As a 9-year-old landed immigrant, I pronounced ‘three’ more like ‘tree’ and became determined to rectify my speech, which I thought betrayed me. It was just one staunch reminder of my Otherness, of “‘back home.”
To my parents’ disappointment, I dropped my middle name (Wen Xian 文贤) from official documents when I was 16. I didn’t want to put other people through having to pronounce it, or rather, I didn’t want to put myself through having to hear other people attempt it. It’d been painful up until that point.
When forced to admit my differences to others and to myself — when I was younger — I felt embarrassed and ashamed. Moments of hyper-visibility when I most wanted to disappear led to these trivial ways of behaving, which I now lament. In my naive head, my actions were justified as simply necessary for integration.
To remain Chinese and Singaporean was — I thought — always at the expense of being less than a full, authentic Canadian.
But then I took that Asian literatures class at the age of 21 and, indirectly, shame became a teacher. It led me to the realization that I wanted and needed to own up to, and play a more active role in my life as a Chinese-Canadian, an immigrant, a woman, a settler.
Shame and interest are intimately linked, with the former always being conceived of in the latter. Together, they question our value system. They ask what is important. Thus, the shame that caused me to conceal my differences gave way to a different kind of shame. One born of the guilt resulting from that concealment.
All of a sudden, it became necessary to acknowledge and reconcile my heritage. To do so means asking again and again — what it means to live on this colonized land, as an immigrant and a settler, to have this skin and certain types of interactions.
Before I left Singapore and after — once my family settled in Mississauga — I was asked repeatedly why we were leaving or why we’d moved. “For a better life,” I mouthed many, many times. For my parents, this meant less stress and more opportunity — be it in education or work, for us kids.
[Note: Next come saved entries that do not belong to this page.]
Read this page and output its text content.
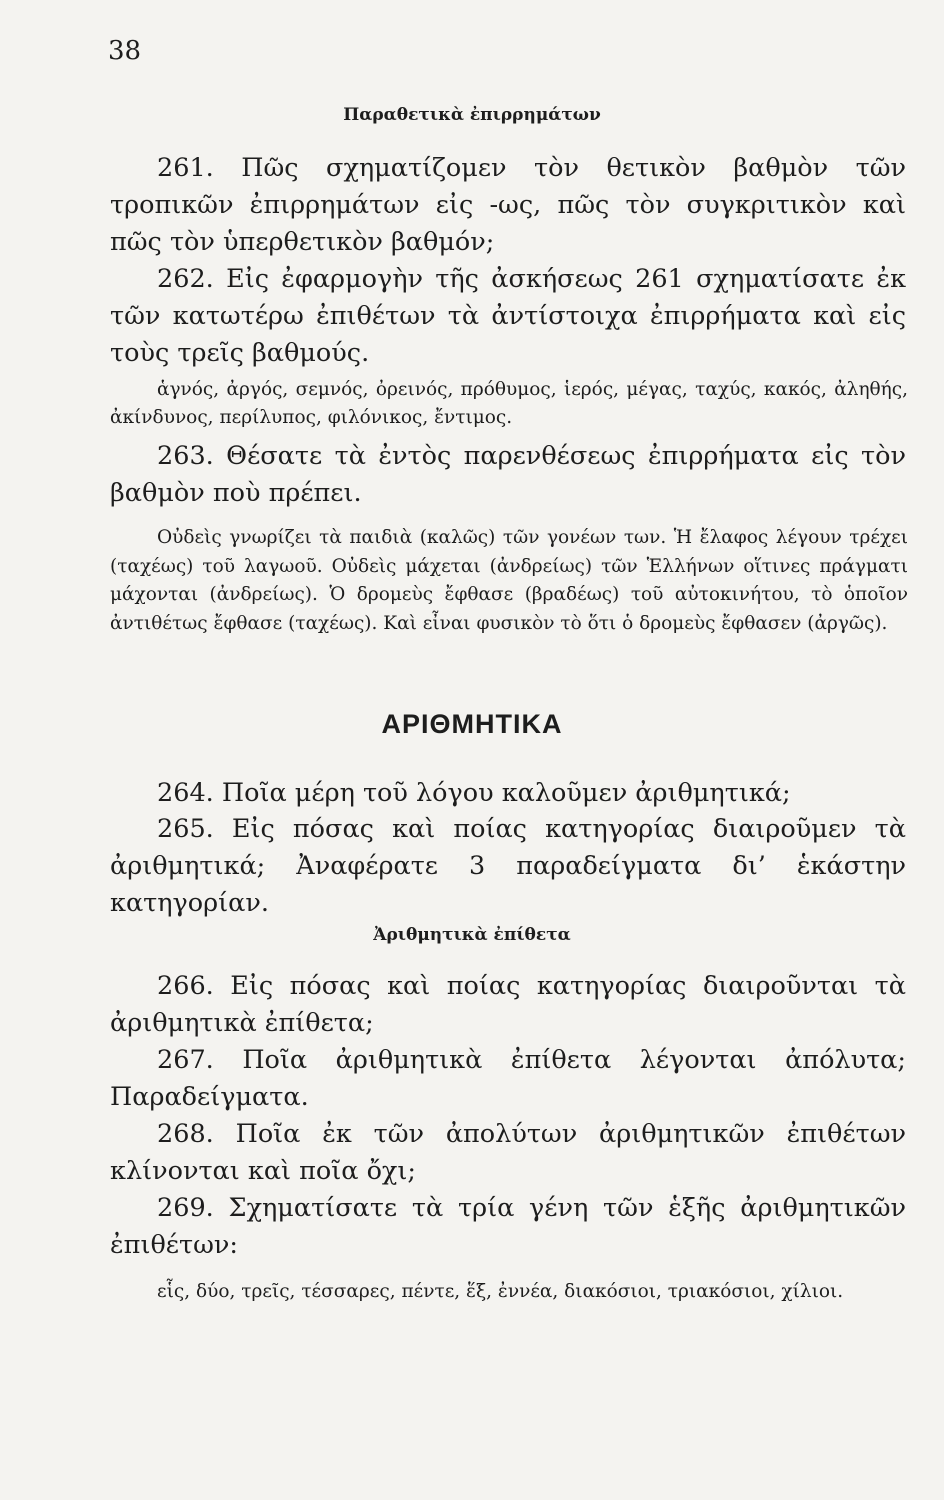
38
Παραθετικὰ ἐπιρρημάτων

261. Πῶς σχηματίζομεν τὸν θετικὸν βαθμὸν τῶν τροπικῶν ἐπιρρημάτων εἰς -ως, πῶς τὸν συγκριτικὸν καὶ πῶς τὸν ὑπερθετικὸν βαθμόν;

262. Εἰς ἐφαρμογὴν τῆς ἀσκήσεως 261 σχηματίσατε ἐκ τῶν κατωτέρω ἐπιθέτων τὰ ἀντίστοιχα ἐπιρρήματα καὶ εἰς τοὺς τρεῖς βαθμούς.

ἁγνός, ἀργός, σεμνός, ὀρεινός, πρόθυμος, ἱερός, μέγας, ταχύς, κακός, ἀληθής, ἀκίνδυνος, περίλυπος, φιλόνικος, ἔντιμος.

263. Θέσατε τὰ ἐντὸς παρενθέσεως ἐπιρρήματα εἰς τὸν βαθμὸν ποὺ πρέπει.

Οὐδεὶς γνωρίζει τὰ παιδιὰ (καλῶς) τῶν γονέων των. Ἡ ἔλαφος λέγουν τρέχει (ταχέως) τοῦ λαγωοῦ. Οὐδεὶς μάχεται (ἀνδρείως) τῶν Ἑλλήνων οἵτινες πράγματι μάχονται (ἀνδρείως). Ὁ δρομεὺς ἔφθασε (βραδέως) τοῦ αὐτοκινήτου, τὸ ὁποῖον ἀντιθέτως ἔφθασε (ταχέως). Καὶ εἶναι φυσικὸν τὸ ὅτι ὁ δρομεὺς ἔφθασεν (ἀργῶς).

ΑΡΙΘΜΗΤΙΚΑ

264. Ποῖα μέρη τοῦ λόγου καλοῦμεν ἀριθμητικά;

265. Εἰς πόσας καὶ ποίας κατηγορίας διαιροῦμεν τὰ ἀριθμητικά; Ἀναφέρατε 3 παραδείγματα δι’ ἑκάστην κατηγορίαν.

Ἀριθμητικὰ ἐπίθετα

266. Εἰς πόσας καὶ ποίας κατηγορίας διαιροῦνται τὰ ἀριθμητικὰ ἐπίθετα;

267. Ποῖα ἀριθμητικὰ ἐπίθετα λέγονται ἀπόλυτα; Παραδείγματα.

268. Ποῖα ἐκ τῶν ἀπολύτων ἀριθμητικῶν ἐπιθέτων κλίνονται καὶ ποῖα ὄχι;

269. Σχηματίσατε τὰ τρία γένη τῶν ἑξῆς ἀριθμητικῶν ἐπιθέτων:

εἷς, δύο, τρεῖς, τέσσαρες, πέντε, ἕξ, ἐννέα, διακόσιοι, τριακόσιοι, χίλιοι.
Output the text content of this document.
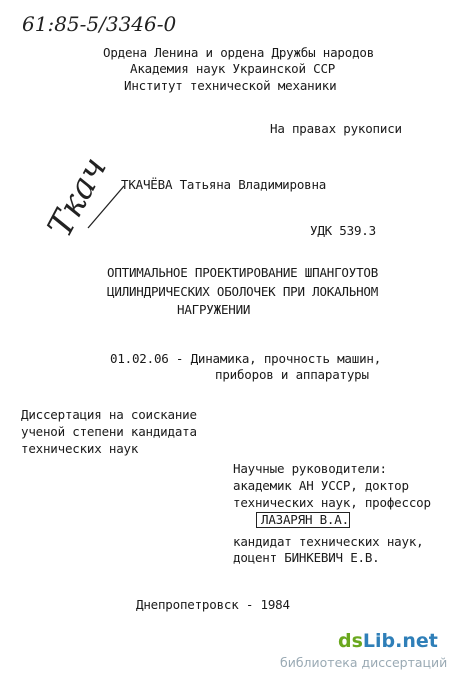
61:85-5/3346-0
Ордена Ленина и ордена Дружбы народов
Академия наук Украинской ССР
Институт технической механики
На правах рукописи
ТКАЧЁВА Татьяна Владимировна
Ткач	УДК 539.3
ОПТИМАЛЬНОЕ ПРОЕКТИРОВАНИЕ ШПАНГОУТОВ
ЦИЛИНДРИЧЕСКИХ ОБОЛОЧЕК ПРИ ЛОКАЛЬНОМ
НАГРУЖЕНИИ
01.02.06 - Динамика, прочность машин,
приборов и аппаратуры
Диссертация на соискание
ученой степени кандидата
технических наук
Научные руководители:
академик АН УССР, доктор
технических наук, профессор
ЛАЗАРЯН В.А.
кандидат технических наук,
доцент БИНКЕВИЧ Е.В.
Днепропетровск - 1984
dsLib.net
библиотека диссертаций
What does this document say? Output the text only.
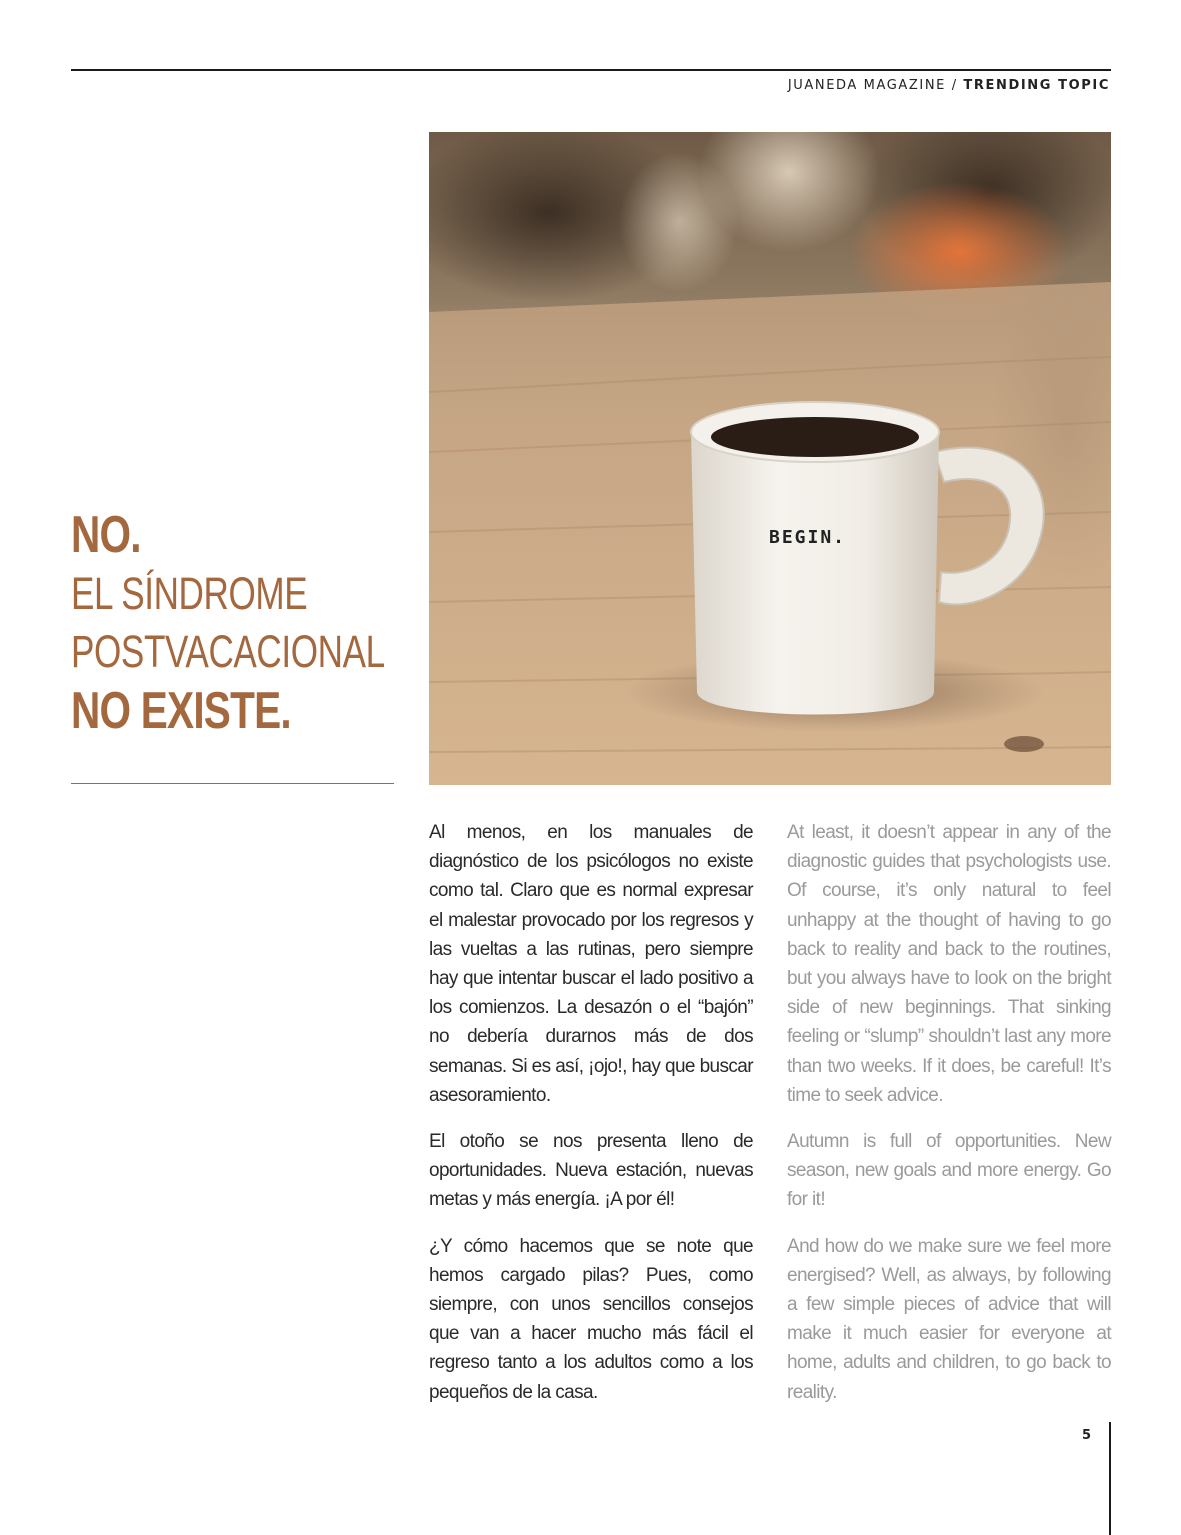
JUANEDA MAGAZINE / TRENDING TOPIC
BEGIN.
NO.
EL SÍNDROME
POSTVACACIONAL
NO EXISTE.

Al menos, en los manuales de diagnóstico de los psicólogos no existe como tal. Claro que es normal expresar el malestar provocado por los regresos y las vueltas a las rutinas, pero siempre hay que intentar buscar el lado positivo a los comienzos. La desazón o el “bajón” no debería durarnos más de dos semanas. Si es así, ¡ojo!, hay que buscar asesoramiento.

El otoño se nos presenta lleno de oportunidades. Nueva estación, nuevas metas y más energía. ¡A por él!

¿Y cómo hacemos que se note que hemos cargado pilas? Pues, como siempre, con unos sencillos consejos que van a hacer mucho más fácil el regreso tanto a los adultos como a los pequeños de la casa.

At least, it doesn’t appear in any of the diagnostic guides that psychologists use. Of course, it’s only natural to feel unhappy at the thought of having to go back to reality and back to the routines, but you always have to look on the bright side of new beginnings. That sinking feeling or “slump” shouldn’t last any more than two weeks. If it does, be careful! It’s time to seek advice.

Autumn is full of opportunities. New season, new goals and more energy. Go for it!

And how do we make sure we feel more energised? Well, as always, by following a few simple pieces of advice that will make it much easier for everyone at home, adults and children, to go back to reality.

5
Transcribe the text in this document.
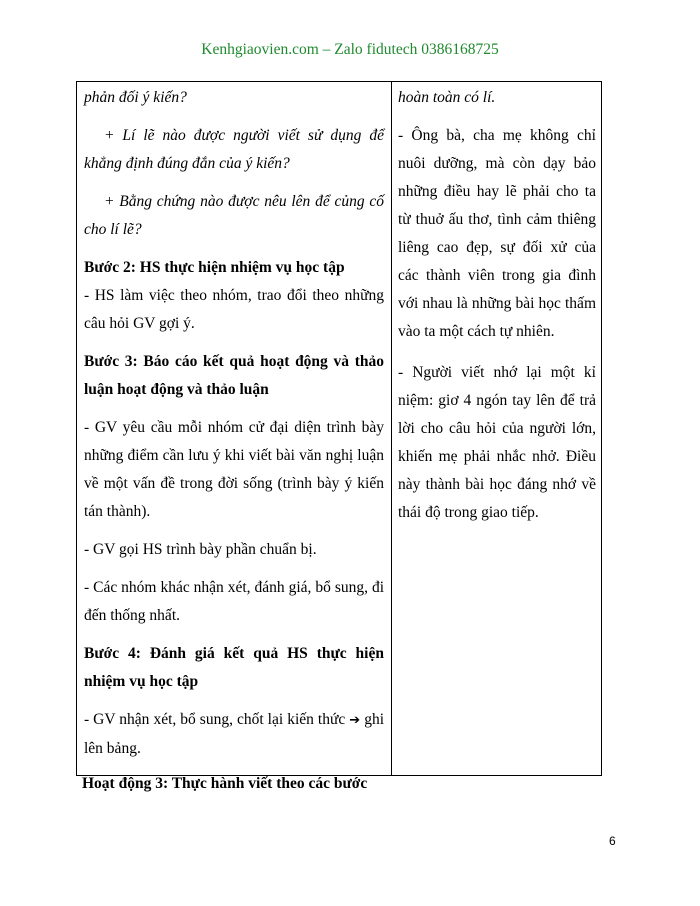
Kenhgiaovien.com – Zalo fidutech 0386168725

phản đối ý kiến?

+ Lí lẽ nào được người viết sử dụng để khẳng định đúng đắn của ý kiến?

+ Bằng chứng nào được nêu lên để củng cố cho lí lẽ?

Bước 2: HS thực hiện nhiệm vụ học tập

- HS làm việc theo nhóm, trao đổi theo những câu hỏi GV gợi ý.

Bước 3: Báo cáo kết quả hoạt động và thảo luận hoạt động và thảo luận

- GV yêu cầu mỗi nhóm cử đại diện trình bày những điểm cần lưu ý khi viết bài văn nghị luận về một vấn đề trong đời sống (trình bày ý kiến tán thành).

- GV gọi HS trình bày phần chuẩn bị.

- Các nhóm khác nhận xét, đánh giá, bổ sung, đi đến thống nhất.

Bước 4: Đánh giá kết quả HS thực hiện nhiệm vụ học tập

- GV nhận xét, bổ sung, chốt lại kiến thức ➔ ghi lên bảng.

hoàn toàn có lí.

- Ông bà, cha mẹ không chỉ nuôi dưỡng, mà còn dạy bảo những điều hay lẽ phải cho ta từ thuở ấu thơ, tình cảm thiêng liêng cao đẹp, sự đối xử của các thành viên trong gia đình với nhau là những bài học thấm vào ta một cách tự nhiên.

- Người viết nhớ lại một kỉ niệm: giơ 4 ngón tay lên để trả lời cho câu hỏi của người lớn, khiến mẹ phải nhắc nhở. Điều này thành bài học đáng nhớ về thái độ trong giao tiếp.

Hoạt động 3: Thực hành viết theo các bước
6
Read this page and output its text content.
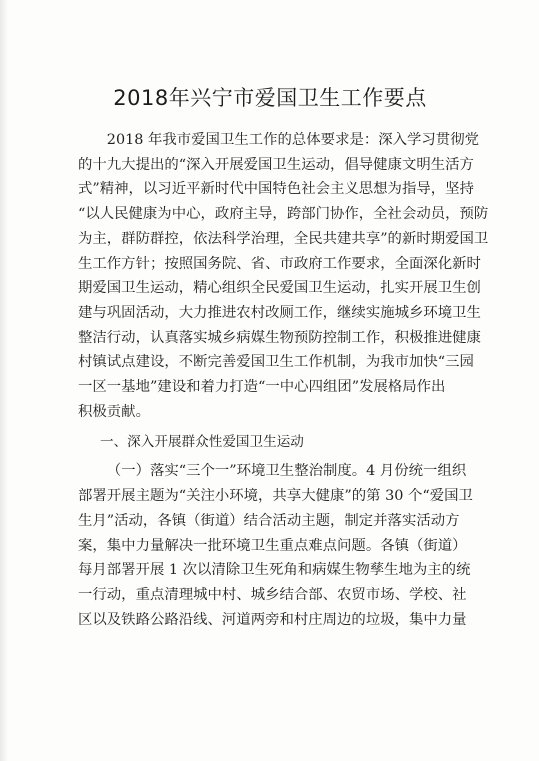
2018年兴宁市爱国卫生工作要点

2018 年我市爱国卫生工作的总体要求是：深入学习贯彻党
的十九大提出的“深入开展爱国卫生运动，倡导健康文明生活方
式”精神，以习近平新时代中国特色社会主义思想为指导，坚持
“以人民健康为中心，政府主导，跨部门协作，全社会动员，预防
为主，群防群控，依法科学治理，全民共建共享”的新时期爱国卫
生工作方针；按照国务院、省、市政府工作要求，全面深化新时
期爱国卫生运动，精心组织全民爱国卫生运动，扎实开展卫生创
建与巩固活动，大力推进农村改厕工作，继续实施城乡环境卫生
整洁行动，认真落实城乡病媒生物预防控制工作，积极推进健康
村镇试点建设，不断完善爱国卫生工作机制，为我市加快“三园
一区一基地”建设和着力打造“一中心四组团”发展格局作出
积极贡献。

一、深入开展群众性爱国卫生运动

（一）落实“三个一”环境卫生整治制度。4 月份统一组织
部署开展主题为“关注小环境，共享大健康”的第 30 个“爱国卫
生月”活动，各镇（街道）结合活动主题，制定并落实活动方
案，集中力量解决一批环境卫生重点难点问题。各镇（街道）
每月部署开展 1 次以清除卫生死角和病媒生物孳生地为主的统
一行动，重点清理城中村、城乡结合部、农贸市场、学校、社
区以及铁路公路沿线、河道两旁和村庄周边的垃圾，集中力量
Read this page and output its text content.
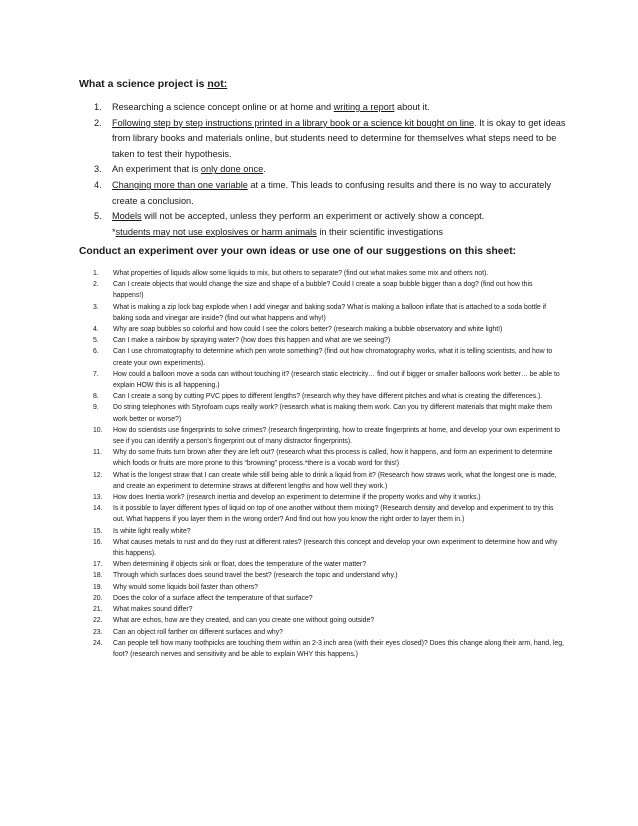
What a science project is not:
1. Researching a science concept online or at home and writing a report about it.
2. Following step by step instructions printed in a library book or a science kit bought on line. It is okay to get ideas from library books and materials online, but students need to determine for themselves what steps need to be taken to test their hypothesis.
3. An experiment that is only done once.
4. Changing more than one variable at a time. This leads to confusing results and there is no way to accurately create a conclusion.
5. Models will not be accepted, unless they perform an experiment or actively show a concept.
*students may not use explosives or harm animals in their scientific investigations
Conduct an experiment over your own ideas or use one of our suggestions on this sheet:
1. What properties of liquids allow some liquids to mix, but others to separate? (find out what makes some mix and others not).
2. Can I create objects that would change the size and shape of a bubble? Could I create a soap bubble bigger than a dog? (find out how this happens!)
3. What is making a zip lock bag explode when I add vinegar and baking soda? What is making a balloon inflate that is attached to a soda bottle if baking soda and vinegar are inside? (find out what happens and why!)
4. Why are soap bubbles so colorful and how could I see the colors better? (research making a bubble observatory and white light!)
5. Can I make a rainbow by spraying water? (how does this happen and what are we seeing?)
6. Can I use chromatography to determine which pen wrote something? (find out how chromatography works, what it is telling scientists, and how to create your own experiments).
7. How could a balloon move a soda can without touching it? (research static electricity… find out if bigger or smaller balloons work better… be able to explain HOW this is all happening.)
8. Can I create a song by cutting PVC pipes to different lengths? (research why they have different pitches and what is creating the differences.).
9. Do string telephones with Styrofoam cups really work? (research what is making them work. Can you try different materials that might make them work better or worse?)
10. How do scientists use fingerprints to solve crimes? (research fingerprinting, how to create fingerprints at home, and develop your own experiment to see if you can identify a person's fingerprint out of many distractor fingerprints).
11. Why do some fruits turn brown after they are left out? (research what this process is called, how it happens, and form an experiment to determine which foods or fruits are more prone to this “browning” process.*there is a vocab word for this!)
12. What is the longest straw that I can create while still being able to drink a liquid from it? (Research how straws work, what the longest one is made, and create an experiment to determine straws at different lengths and how well they work.)
13. How does Inertia work? (research inertia and develop an experiment to determine if the property works and why it works.)
14. Is it possible to layer different types of liquid on top of one another without them mixing? (Research density and develop and experiment to try this out. What happens if you layer them in the wrong order? And find out how you know the right order to layer them in.)
15. Is white light really white?
16. What causes metals to rust and do they rust at different rates? (research this concept and develop your own experiment to determine how and why this happens).
17. When determining if objects sink or float, does the temperature of the water matter?
18. Through which surfaces does sound travel the best? (research the topic and understand why.)
19. Why would some liquids boil faster than others?
20. Does the color of a surface affect the temperature of that surface?
21. What makes sound differ?
22. What are echos, how are they created, and can you create one without going outside?
23. Can an object roll farther on different surfaces and why?
24. Can people tell how many toothpicks are touching them within an 2-3 inch area (with their eyes closed)? Does this change along their arm, hand, leg, foot? (research nerves and sensitivity and be able to explain WHY this happens.)
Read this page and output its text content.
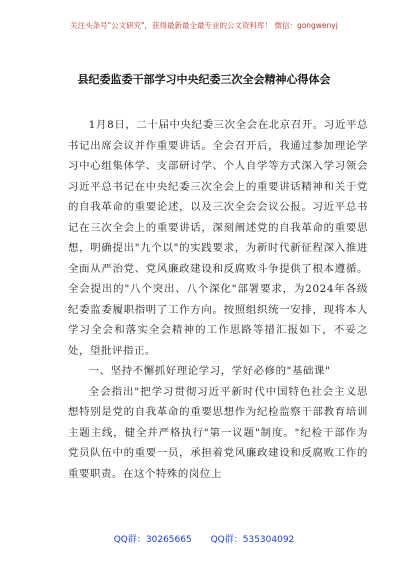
关注头条号"公文研究"，获得最新最全最专业的公文资料库！ 微信：gongwenyj
县纪委监委干部学习中央纪委三次全会精神心得体会

1月8日，二十届中央纪委三次全会在北京召开。习近平总书记出席会议并作重要讲话。全会召开后，我通过参加理论学习中心组集体学、支部研讨学、个人自学等方式深入学习领会习近平总书记在中央纪委三次全会上的重要讲话精神和关于党的自我革命的重要论述，以及三次全会会议公报。习近平总书记在三次全会上的重要讲话，深刻阐述党的自我革命的重要思想，明确提出"九个以"的实践要求，为新时代新征程深入推进全面从严治党、党风廉政建设和反腐败斗争提供了根本遵循。全会提出的"八个突出、八个深化"部署要求，为2024年各级纪委监委履职指明了工作方向。按照组织统一安排，现将本人学习全会和落实全会精神的工作思路等措汇报如下，不妥之处，望批评指正。

一、坚持不懈抓好理论学习，学好必修的"基础课"

全会指出"把学习贯彻习近平新时代中国特色社会主义思想特别是党的自我革命的重要思想作为纪检监察干部教育培训主题主线，健全并严格执行"第一议题"制度。"纪检干部作为党员队伍中的重要一员，承担着党风廉政建设和反腐败工作的重要职责。在这个特殊的岗位上

QQ群：30265665 QQ群：535304092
The words had not much weight for me at that age. Now, I interpret it as having given me the chance to own experiences and sentiments I might not otherwise have.
If we’d stayed in Singapore, would I be as jointly fascinated and disturbed about how I and others embody the subjectivities of Chinese-ness and womanhood?
Would I be questioning the splittings, fractures, markings and graftings in myself and others as much as I do now?
Would I even be filing away instances of belittlement and silence, or think that shame could have positive and productive outcomes?
Every story is a travel story, Michel de Certeau wrote, and in mine, having enduring emotional and historical attachments to Asia is part of that story.
Sharing my body with the flesh of the world and going back and forth trying to make sense of one another is part of that story.
Getting my tongue stunned into a giant knot in confrontations is part of that story.
Having rich and frustrating conversations about identity and being is part of that story.
The “better life” in Canada that my parents afforded me with came coupled with all of these pleasures and complexities. I believe that I owe it to them and myself to keep interrogating and articulating these experiences the best I can.
This text was adapted from my MFA Visual Art thesis, “A Question of Priorities: Unmapping Through a Diasporic Femininty” (2010). Versions of this piece have been presented as artist talks at the University of British Columbia in 2015 and Emily Carr University in 2018, and appears in the Canadian publication Living Hyphen (Vol. 1, 2018).